ZDNet learned of the incident as it was going on, at the time, on April 17, when several disgruntled customers had reached out to this reporter about the company attempting to hide a major security breach under the guise of “technical issues” and cutting off access to a series of services.

Initially, customers feared that a hacker had either stole user data from servers, or a ransomware incident had taken place, and the ransomware spread to customer servers, encrypting their data and the servers becoming inaccessible.
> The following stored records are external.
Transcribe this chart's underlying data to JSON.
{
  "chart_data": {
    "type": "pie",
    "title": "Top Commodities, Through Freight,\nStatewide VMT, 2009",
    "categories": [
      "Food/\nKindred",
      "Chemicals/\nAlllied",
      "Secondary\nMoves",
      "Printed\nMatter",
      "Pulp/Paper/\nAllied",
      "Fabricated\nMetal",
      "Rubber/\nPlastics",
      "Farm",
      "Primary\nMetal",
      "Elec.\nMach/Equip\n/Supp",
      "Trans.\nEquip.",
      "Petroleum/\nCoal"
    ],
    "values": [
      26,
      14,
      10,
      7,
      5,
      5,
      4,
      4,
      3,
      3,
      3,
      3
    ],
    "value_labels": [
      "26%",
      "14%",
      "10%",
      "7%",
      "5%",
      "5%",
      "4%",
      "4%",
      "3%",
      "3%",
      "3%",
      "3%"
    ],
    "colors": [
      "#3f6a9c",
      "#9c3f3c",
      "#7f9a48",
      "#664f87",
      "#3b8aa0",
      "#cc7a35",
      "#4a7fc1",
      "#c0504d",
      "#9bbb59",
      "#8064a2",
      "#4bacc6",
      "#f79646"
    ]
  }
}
Customers were thrown in full paranoia mode after Cognizant sent an internal alert to all customers, urging clients to block traffic for a list of IP addresses.

[…]

Cognizant losses from the incident are in the same range reported last year by aluminum producer Norsk Hydro, which reported that a March 2019 ransomware incident would cause total revenue losses of more than $40 million, a number it later adjusted to nearly $70 million during the year.

Humphries said that Cognizant is now working to address the concerns of customers who opted to suspend Cognizant services in the wake of the ransomware attack, which also impacted Cognizant’s current bottom line.

Cognizant reported a Q1 2020 revenue of $4.2 billion, up 2.8% over Q1 2019.

The number of SEC filings listing ransomware as a major forward-looking risk factor to companies’ profits has skyrocketed in recent years from 3 filings in 2014 to 1,139 in 2019, and already 743 in 2020. Companies are seeing today ransomware attacks as a real risk for their bottom lines as ransomware incidents tend to cause reputational damage to stock prices and financial losses due to lost revenue as most victims take weeks and months to fully recover.